Honestly, I'm figuring out this process as we go. I knew a group of my students needed something more challenging to work on, I knew they enjoyed the coding we'd done so far this year, and I wanted there to be a design element since we are a design-focused TK-8 school. Most of the decisions I've made about the process have happened on the fly (i.e. the night before the next assignment or the day of). Here's what we've come up with so far:

  • Sketch out or storyboard a plan for your game with pencil & paper
    • Label what the user will see on the screen
    • Label what the user will have to do or accomplish
    • Label any buttons or interactive elements you think you might want to have
  • Conference with teacher about your plan
    • Think about what coding and design skills you already have
    • Create a list of skills you need to learn in order to move forward with your game
  • Complete coding mini-lessons
    • Skills assigned to individual students based on their requests
  • Use what's learned in mini-lessons to build out video game prototype in Scratch

Personalized Coding Pathways


I conferenced with each student individually to review their plans and determine what skills they already knew and what coding & design skills they would need to learn in order to realize their project. I was impressed to see that they were able to identify quite a few skills that would better help them to create what they wanted. They didn't necessarily use all of  the coding terminology in their descriptions, but I went ahead and added the vocabulary terms as we went along.

After meeting with each student, I looked for patterns in their requests and I've started developing mini-lessons and challenges to help them learn and practice new skills. 

My lesson design plans:
  • Keep it short to ensure that students are able to maintain attention and so as not to overwhelm their cognitive load for new material. 
  • Package each mini-lesson into a "hyperdoc" format with UDL design principles in mind-- text option, video option, lots of visuals-- so they all have different ways of accessing the new content. 
  • At the end of each mini-lesson, students complete a mini-make to demonstrate understanding (by following along with a video example & customizing as they like). 

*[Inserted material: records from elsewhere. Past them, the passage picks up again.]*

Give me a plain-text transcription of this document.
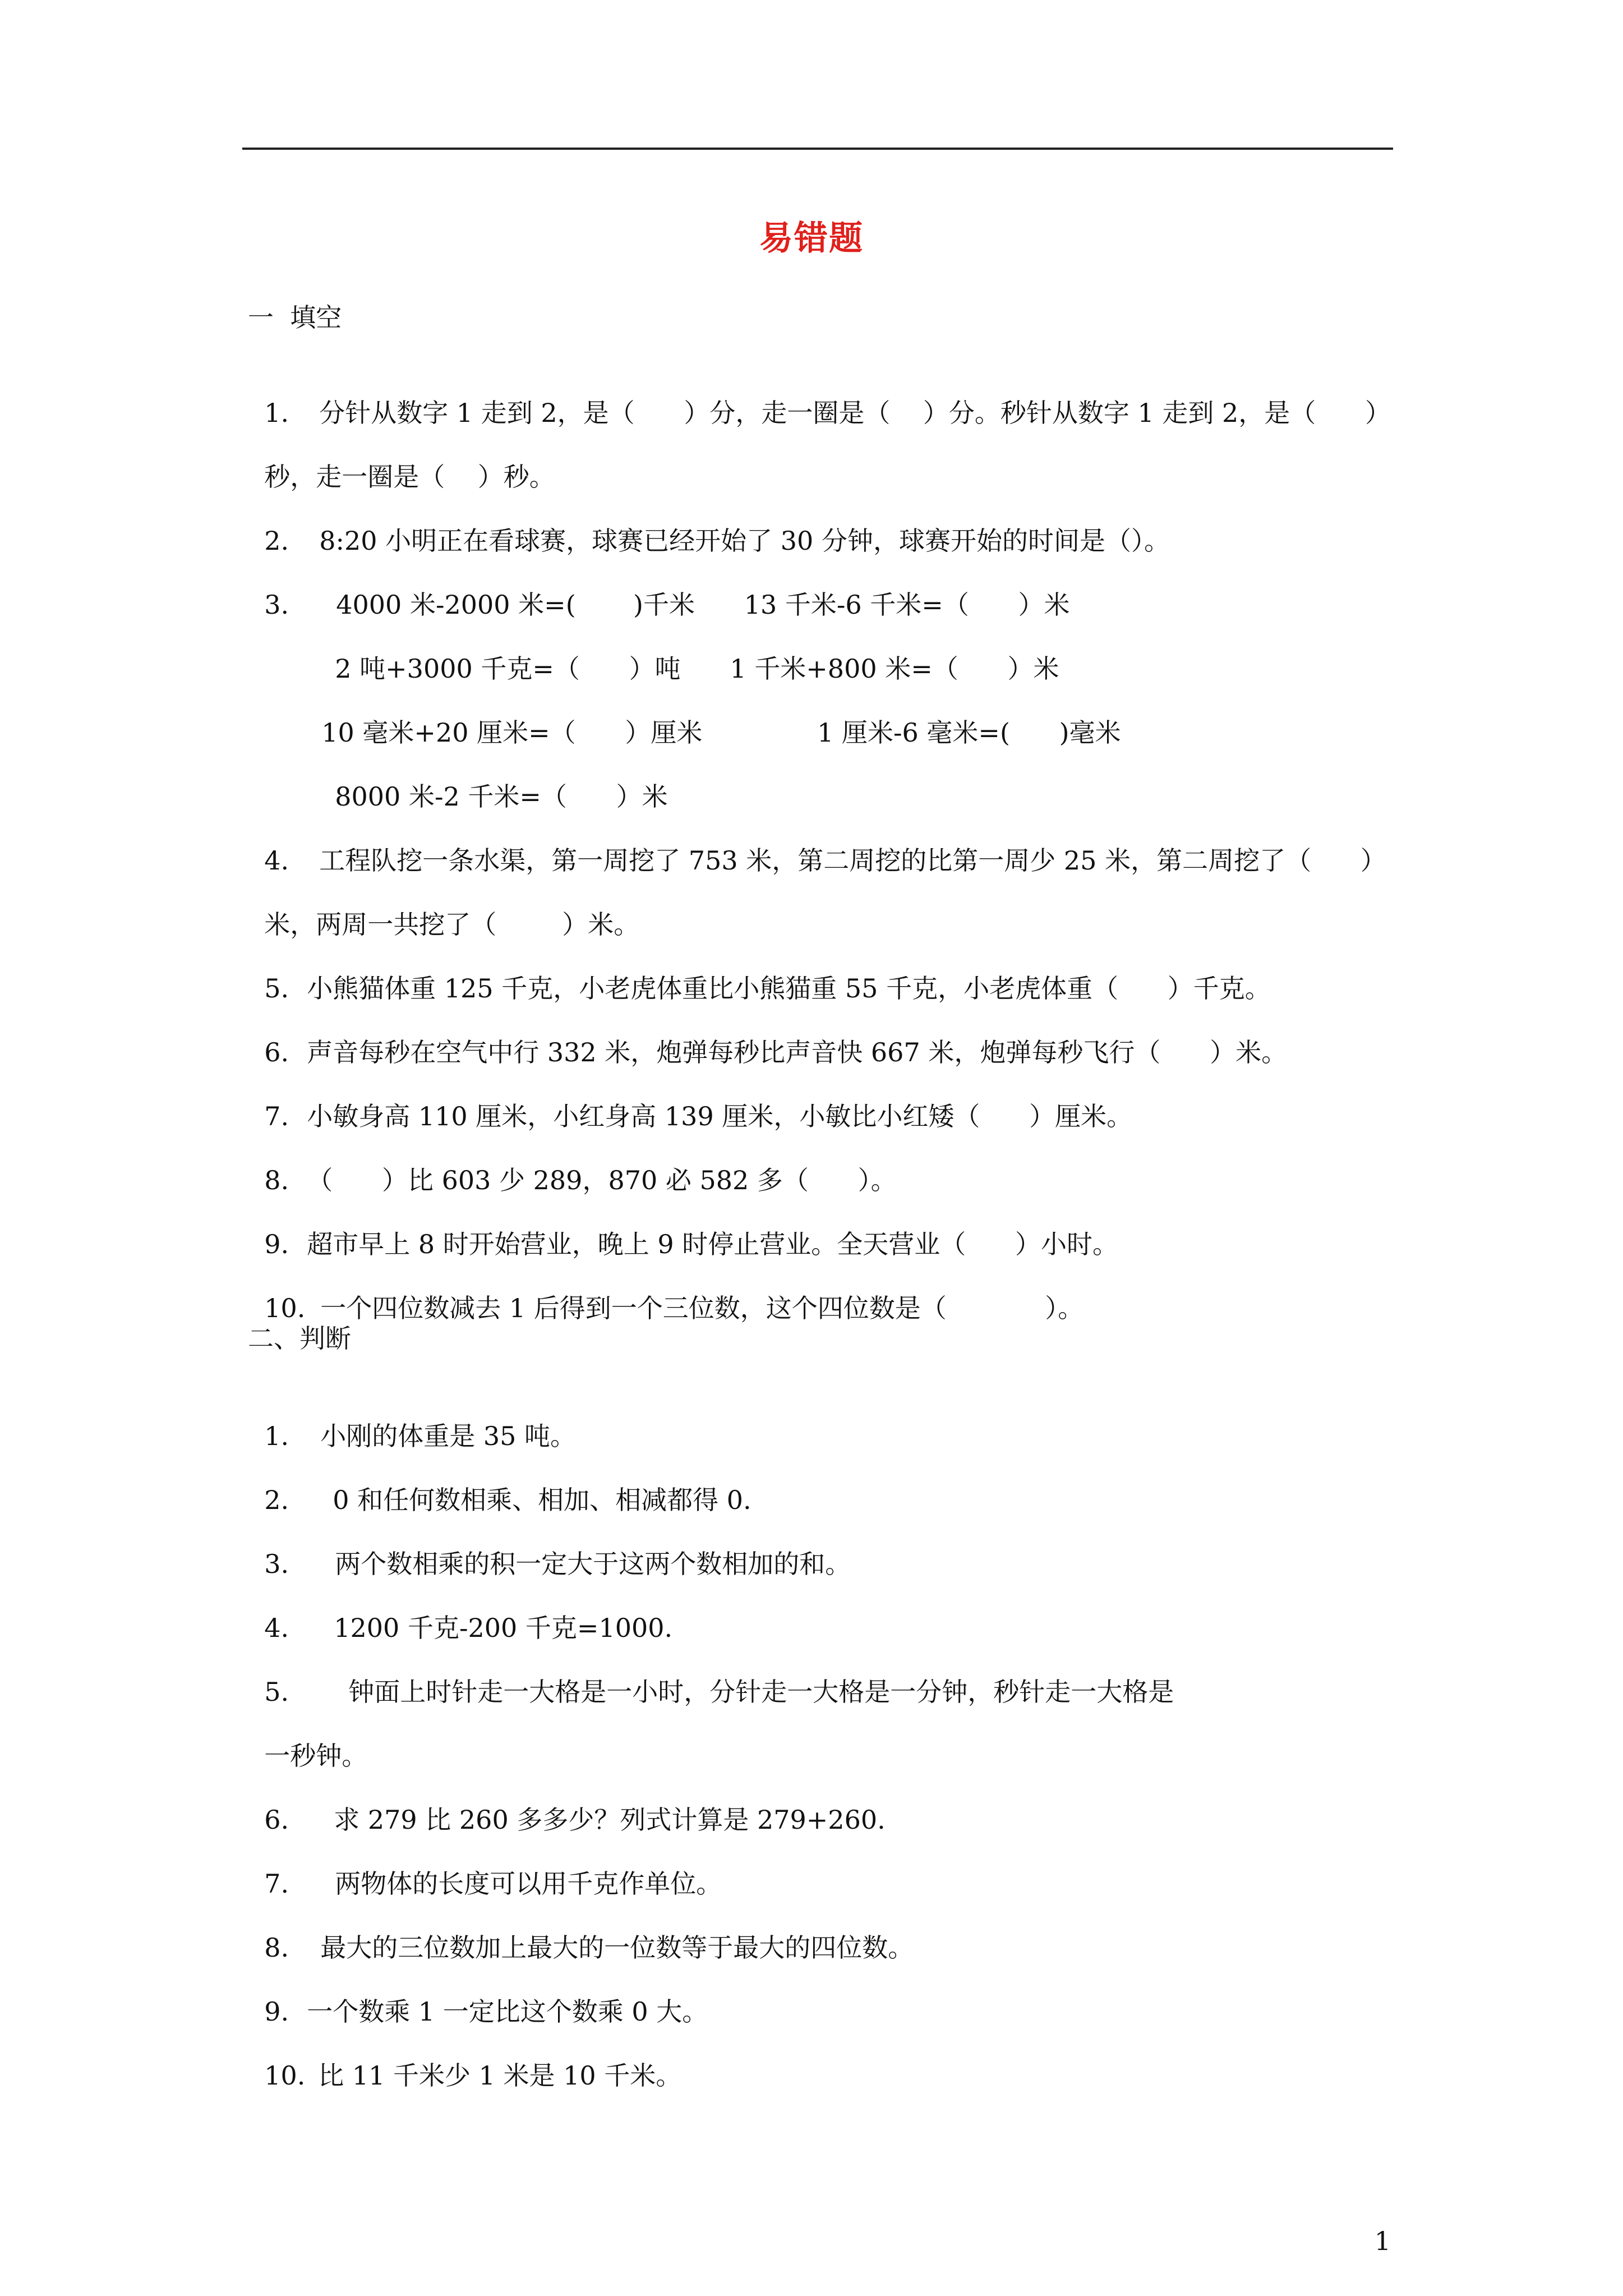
易错题
一  填空

1. 分针从数字 1 走到 2，是（      ）分，走一圈是（    ）分。秒针从数字 1 走到 2，是（      ）

秒，走一圈是（    ）秒。

2. 8:20 小明正在看球赛，球赛已经开始了 30 分钟，球赛开始的时间是（）。

3. 4000 米-2000 米=(       )千米      13 千米-6 千米=（      ）米

2 吨+3000 千克=（      ）吨      1 千米+800 米=（      ）米

10 毫米+20 厘米=（      ）厘米              1 厘米-6 毫米=(      )毫米

8000 米-2 千米=（      ）米

4. 工程队挖一条水渠，第一周挖了 753 米，第二周挖的比第一周少 25 米，第二周挖了（      ）

米，两周一共挖了（        ）米。

5. 小熊猫体重 125 千克，小老虎体重比小熊猫重 55 千克，小老虎体重（      ）千克。

6. 声音每秒在空气中行 332 米，炮弹每秒比声音快 667 米，炮弹每秒飞行（      ）米。

7. 小敏身高 110 厘米，小红身高 139 厘米，小敏比小红矮（      ）厘米。

8. （      ）比 603 少 289，870 必 582 多（      ）。

9. 超市早上 8 时开始营业，晚上 9 时停止营业。全天营业（      ）小时。

10. 一个四位数减去 1 后得到一个三位数，这个四位数是（            ）。

二、判断

1. 小刚的体重是 35 吨。

2. 0 和任何数相乘、相加、相减都得 0.

3. 两个数相乘的积一定大于这两个数相加的和。

4. 1200 千克-200 千克=1000.

5. 钟面上时针走一大格是一小时，分针走一大格是一分钟，秒针走一大格是

一秒钟。

6. 求 279 比 260 多多少？列式计算是 279+260.

7. 两物体的长度可以用千克作单位。

8. 最大的三位数加上最大的一位数等于最大的四位数。

9. 一个数乘 1 一定比这个数乘 0 大。

10. 比 11 千米少 1 米是 10 千米。

1
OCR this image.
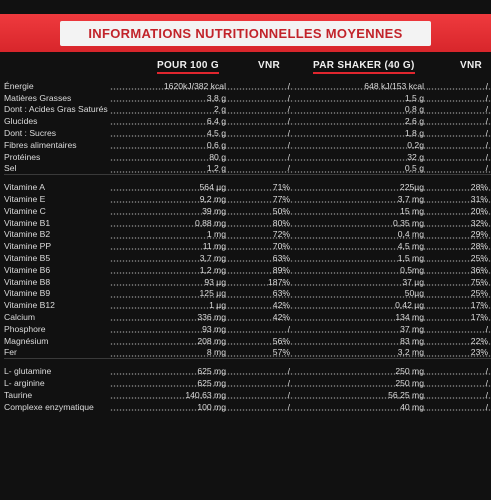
INFORMATIONS NUTRITIONNELLES MOYENNES
POUR 100 G	VNR	PAR SHAKER (40 G)	VNR
Énergie	1620kJ/382 kcal	/	648 kJ/153 kcal	/
Matières Grasses	3,8 g	/	1,5 g	/
Dont : Acides Gras Saturés	2 g	/	0,8 g	/
Glucides	6,4 g	/	2,6 g	/
Dont : Sucres	4,5 g	/	1,8 g	/
Fibres alimentaires	0,6 g	/	0,2g	/
Protéines	80 g	/	32 g	/
Sel	1,2 g	/	0,5 g	/

Vitamine A	564 µg	71%	225µg	28%
Vitamine E	9,2 mg	77%	3,7 mg	31%
Vitamine C	39 mg	50%	15 mg	20%
Vitamine B1	0,88 mg	80%	0,35 mg	32%
Vitamine B2	1 mg	72%	0,4 mg	29%
Vitamine PP	11 mg	70%	4,5 mg	28%
Vitamine B5	3,7 mg	63%	1,5 mg	25%
Vitamine B6	1,2 mg	89%	0,5mg	36%
Vitamine B8	93 µg	187%	37 µg	75%
Vitamine B9	125 µg	63%	50µg	25%
Vitamine B12	1 µg	42%	0,42 µg	17%
Calcium	336 mg	42%	134 mg	17%
Phosphore	93 mg	/	37 mg	/
Magnésium	208 mg	56%	83 mg	22%
Fer	8 mg	57%	3,2 mg	23%

L- glutamine	625 mg	/	250 mg	/
L- arginine	625 mg	/	250 mg	/
Taurine	140,63 mg	/	56,25 mg	/
Complexe enzymatique	100 mg	/	40 mg	/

So far students have completed mini-lessons (in Scratch) on:
  • Using the ask/answer blocks 
  • Using selection/conditional statements (if/then/else blocks)
  • Creating & using a score keeping variable 
  • Creating & using lists
  • Creating a game timer (coming soon with the help of another wonderful educator in Canada, Andrew McDonald)
  • Creating a side-scrolling effect in game (coming soon)

So far, so good. Students have maintained engagement and are starting to incorporate their new programming skills into the actual games that they want to build. 

Additional Personalization Plans


1) Build out collection of mini-lessons

As students start building out their final game prototypes, we'll continue to revisit their individual learning needs and I can create additional mini-lessons based on those evolving needs. Ideally, I can accumulate a collection of mini-lessons that can be used with future classes and hopefully in the CS class I'm designing and opening at our school site next year.

2) Badging

In the future, I'd also like to add a gamified element to the learning process to help students celebrate their learning, track their growth, and identify peer "experts" that they can learn with and from. 

This year I successfully launched a digital skills badging system with my 2nd graders, and in years past I used a similar badging system in a cross-grade level digital making/programming explore class for 2nd-4th graders. I'd like to combine and expand on the badging system to use in my CS classes in the future.

 

3) Peer & Self-assessment process

I'd also like to embed more self- assessment and possibly peer assessment in the process. In our online format this year I've lost momentum with the self-assessment process that had become such a regular routine in the classroom. I am still using learning targets to help students clearly identify the specific goal they are working toward, but trying to get back to a self-assessment process to support more reflection on their learning and next steps.